Bei EXIT (Schweizer Wohnbevölkerung) zahlt man einen Mitgliedsbeitrag von 45 Franken pro Jahr bzw. 950 Franken für die Lebenszeit. Für Mitglieder ist die Freitodbegleitung kostenlos, für weniger als 3 Jahre Mitgliedschaft sind es zwischen 900 bis 3.500 Franken.
Bei Dignitas (Personen mit Wohnsitz überwiegend im Ausland) sind 200 Franken Eintrittsgebühr und ein Jahresbeitrag von 80 Franken zu entrichten. Die Vorbereitung einer Freitodbegleitung (Beratung, Begutachtung, Konsiliarärzte, etc.) kosten 3.000 Franken, die Durchführung weitere 4.000 Franken.

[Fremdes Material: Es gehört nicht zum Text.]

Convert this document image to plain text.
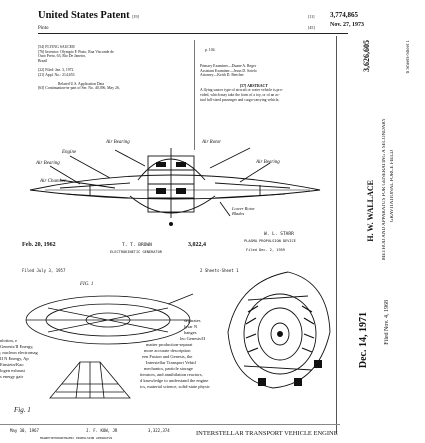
United States Patent [19]
Pinto
[11] 3,774,865
[45]	Nov. 27, 1973
[54] FLYING SAUCER
[76] Inventor: Olympio F. Pinto, Rua Visconde de
Ouro Preto, 63, Rio De Janeiro,
Brazil
[22] Filed: Jan. 3, 1972
[21] Appl. No.: 214,653
Related U.S. Application Data
[63] Continuation-in-part of Ser. No. 40,396, May 26,
p. 104.
Primary Examiner—Duane A. Reger
Assistant Examiner—Jesus D. Sotelo
Attorney—Keith D. Beecher
[57] ABSTRACT
A flying saucer type of aircraft or water vehicle is pro-
vided, which may take the form of a toy, or of an ac-
tual full-sized passenger and cargo-carrying vehicle,
Engine
Air Bearing
Air Bearing
Air Chamber
Air Bearing
Lower Rotor Blades
Air Rotor
3,626,605	6 Sheets-Sheet 1
METHOD AND APPARATUS FOR GENERATING A SECONDARY GRAVITATIONAL FORCE FIELD
H. W. WALLACE
Dec. 14, 1971	Filed Nov. 4, 1968
Feb. 20, 1962	T. T. BROWN
ELECTROKINETIC GENERATOR
3,022,4
W. L. STARR
PLASMA PROPULSION DEVICE
Filed Dec. 2, 1959
Filed July 3, 1957	2 Sheets-Sheet 1
FIG. 1
nlotion, e
Genesis/II Energy,
; nucleon electromag
II N Energy, Ap
Einstein/Kao
logen exhaust
s energy gair
Fig. 1
separates
lysar N
hanges
leo Genesis/II
matter production-separat
more accurate description
een Fusion and Genesis, the
Interstellar Transport Vehicl
mechanics, particle storage
iterators, and annihilation reactors,
d knowledge to understand the engine
ics, material science, solid-state physic
May 30, 1967	J. F. KOW, JR	3,322,374
MAGNETOHYDRODYNAMIC PROPULSION APPARATUS
INTERSTELLAR TRANSPORT VEHICLE ENGINE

Bei Lifecircle/Eternal Spirit (vorwiegend Ausländer) sind es mindestens 50 Franken pro Jahr bzw. 1.000 Euro für die Lebenszeit. Vorberitung und Durchführung kosten für Schweizer 3.000 Franken, für Ausländer 10.000 Franken.
Bei Ex International (vorwiegend Ausländer) sind keine Jahresbeiträge vorgegeben. Die Freitodbegleitung kostet für alle rund 7.000 Franken.
Der Jahresbeitrag der Mitgliedschaft bei Liberty Life beträgt 50 Euro, eine Mitgliedschaft bis zum Lebensende 900 Euro.